Par ailleurs, le parc social est souvent inadapté aux besoins réels des demandeurs, avec des logements trop grands, mal situés : les zones tendues ne disposent que de 53% de l’offre de logements, alors qu’elles cumulent 73% de la demande de logement social. Les loyers sont aussi inadaptés : « ni les aides personnelles au logement, ni la mobilisation des logements sociaux les plus accessibles financièrement, ne permettent d’accueillir les ménages aux ressources inférieures de 30% au revenu médian, qui représentent pourtant un demandeur de logement social sur six. » souligne les magistrats.
Enfin, la dynamique de construction de logements sociaux ne répond pas aux besoins des plus défavorisés, estime la Cour. Alors que la construction de logements sociaux est à un niveau historiquement haut (130 000 logements en 2016), ceux-ci ne bénéficient pas aux ménages les plus défavorisés : 5 ménages sur 6 accèdent à un logement social grâce aux rotations dans le parc.
« Il suffirait d’améliorer d’un point le taux de mobilité pour obtenir une offre supplémentaire équivalente à la construction de 47 000 logements par an, sans que cela n’entraîne de coût pour les finances publiques », note le rapport. Problème, ce taux de rotation baisse depuis quinze ans.
Inertie du parc social, inefficacité de la politique menée au niveau central, les conclusions du rapport sont donc très sévères.
Des propositions radicales
La Cour propose trois grandes orientations pour réformer la politique du logement social. Tout d’abord, mieux cibler les publics modestes et défavorisés, en abaissant les plafonds de ressources permettant l’accès au logement social dans les zones tendues. Elle propose par ailleurs que soit augmentée la part des logements modestes dans les attributions hors quartiers prioritaires de la politique de la ville, une disposition qui figure dans la loi Egalité et citoyenneté.
Deuxième orientation, proposer plus de logements à la location, en améliorant la rotation dans le parc social, par un système d’incitation financière des bailleurs sociaux, et en renforçant le supplément de loyer de solidarité pour les ménages dépassant les plafonds de ressources. « La rotation est tout sauf un comportement naturel pour les bailleurs. Cela suppose de quitter un locataire à priori fiable, de réattribuer le logement, de le rénover », résume l’un des rapporteurs.
Dans les zones tendues, la Cour propose de revenir sur le principe du droit au maintien dans les lieux, en instituant des baux à durée limitée, afin de réexaminer régulièrement la situation des ménages.
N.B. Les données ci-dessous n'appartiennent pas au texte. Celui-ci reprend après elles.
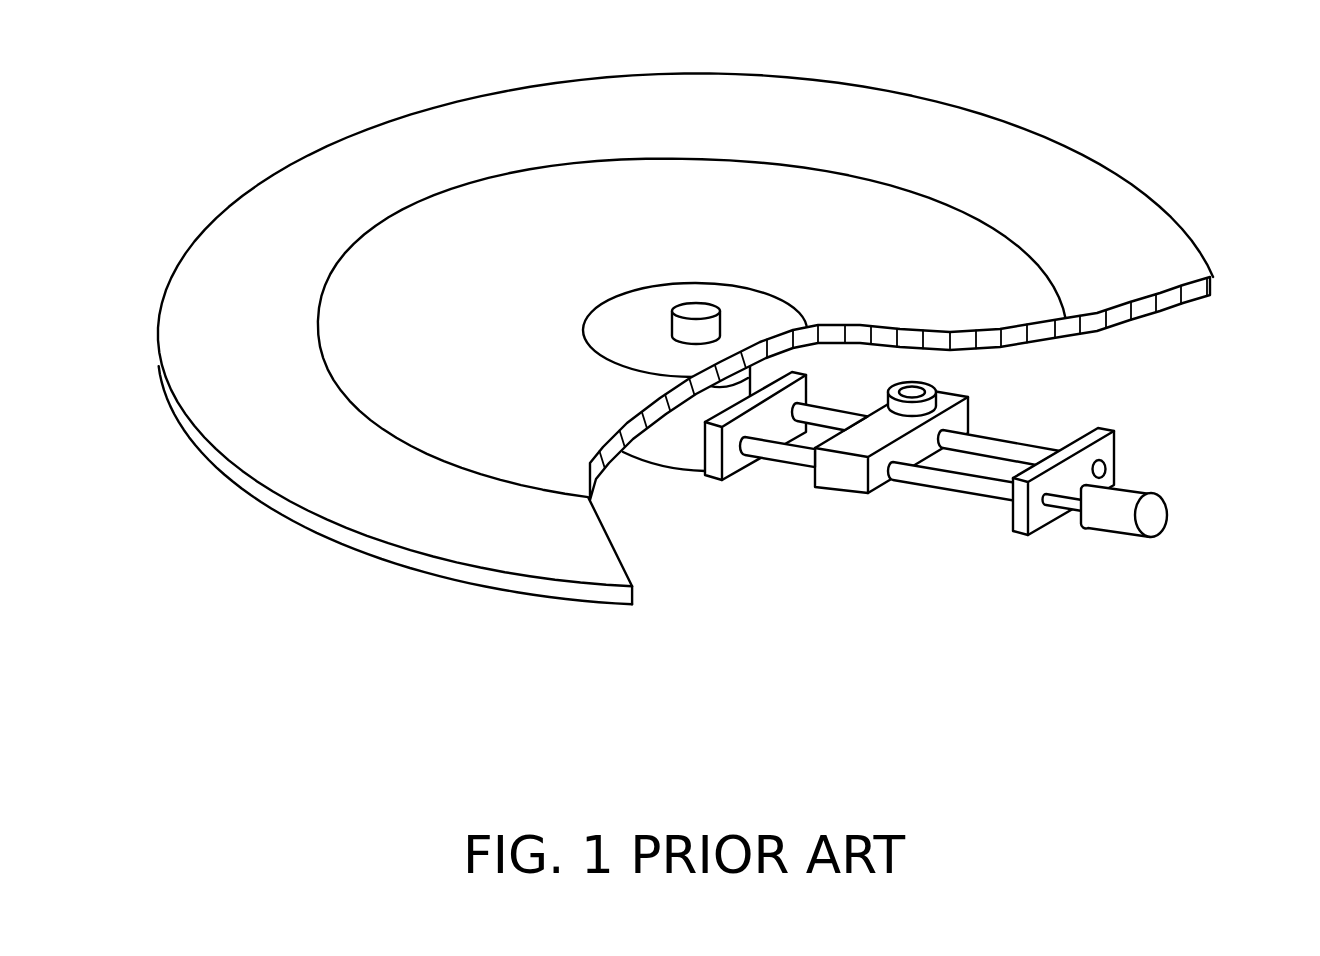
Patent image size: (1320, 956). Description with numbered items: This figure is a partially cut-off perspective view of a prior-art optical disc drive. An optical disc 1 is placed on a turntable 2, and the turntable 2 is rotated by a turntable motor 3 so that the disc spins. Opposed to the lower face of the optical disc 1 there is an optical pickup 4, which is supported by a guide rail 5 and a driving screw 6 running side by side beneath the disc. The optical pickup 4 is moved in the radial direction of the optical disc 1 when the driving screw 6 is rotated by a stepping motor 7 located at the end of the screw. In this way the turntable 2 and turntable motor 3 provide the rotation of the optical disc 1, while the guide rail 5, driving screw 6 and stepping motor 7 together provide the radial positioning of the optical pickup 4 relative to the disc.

The optical disc 1 is at (1140, 233).
The turntable 2 is at (698, 312).
The turntable motor 3 is at (663, 442).
The optical pickup 4 is at (912, 388).
The guide rail 5 is at (1017, 443).
The driving screw 6 is at (968, 477).
The stepping motor 7 is at (1117, 513).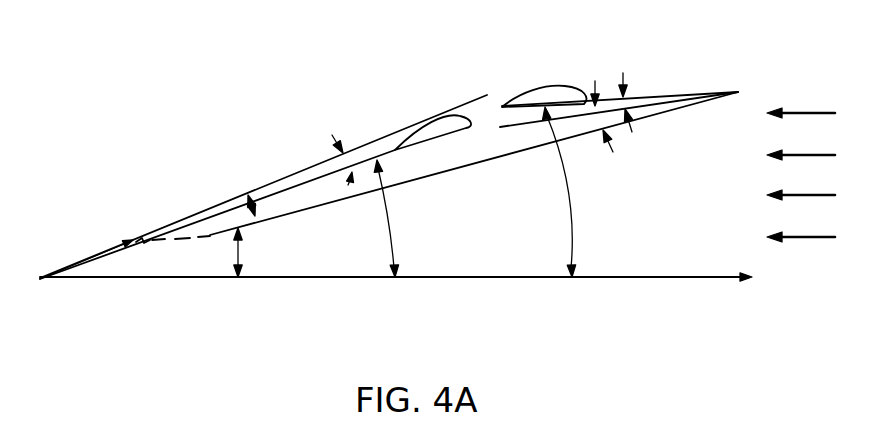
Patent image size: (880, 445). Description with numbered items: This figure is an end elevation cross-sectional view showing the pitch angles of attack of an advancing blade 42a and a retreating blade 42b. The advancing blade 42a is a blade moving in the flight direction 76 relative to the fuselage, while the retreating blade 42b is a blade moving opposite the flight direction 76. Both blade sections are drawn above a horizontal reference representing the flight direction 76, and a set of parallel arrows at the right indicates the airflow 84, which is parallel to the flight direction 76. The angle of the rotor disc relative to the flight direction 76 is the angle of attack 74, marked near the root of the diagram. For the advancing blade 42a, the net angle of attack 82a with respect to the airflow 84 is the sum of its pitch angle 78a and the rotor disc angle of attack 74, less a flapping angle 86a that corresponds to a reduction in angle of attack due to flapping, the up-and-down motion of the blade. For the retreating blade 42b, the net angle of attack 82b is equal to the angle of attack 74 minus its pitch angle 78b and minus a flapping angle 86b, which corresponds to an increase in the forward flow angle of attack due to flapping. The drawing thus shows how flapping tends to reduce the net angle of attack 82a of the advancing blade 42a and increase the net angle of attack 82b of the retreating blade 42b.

The advancing blade 42a is at (437, 118).
The retreating blade 42b is at (547, 90).
The angle of attack 74 is at (240, 252).
The flight direction 76 is at (637, 278).
The pitch angle 78a is at (246, 204).
The pitch angle 78b is at (612, 148).
The net angle of attack 82a is at (390, 223).
The net angle of attack 82b is at (571, 197).
The airflow 84 is at (806, 112).
The flapping angle 86a is at (332, 135).
The flapping angle 86b is at (624, 75).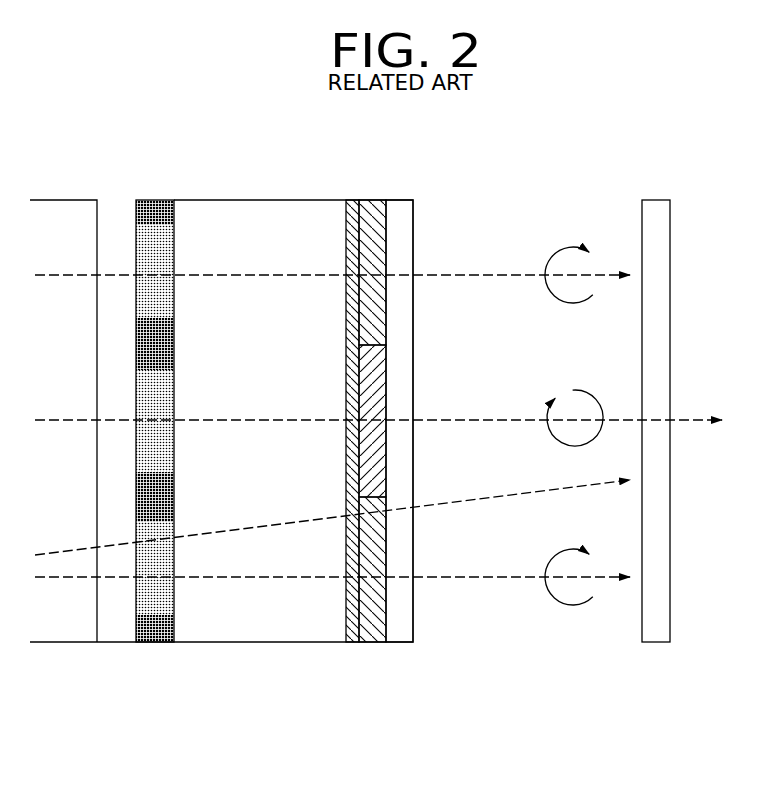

Enfin, la Cour propose d’améliorer la transparence des attributions, et de piloter celles-ci au niveau local, comme le prévoit déjà la loi Egalité et citoyenneté.
La ministre du logement, Emmanuelle Cosse, a réagi au rapport, estimant que « la proposition d’abaisser les plafonds de ressources d’accès au logement social serait de nature à détourner celui-ci de sa vocation généraliste ». Elle a ajouté que « l’objectif de production de 150 000 logements sociaux par an est bien nécessaire, y compris pour lutter contre les inégalités territoriales d’accès au logement social ».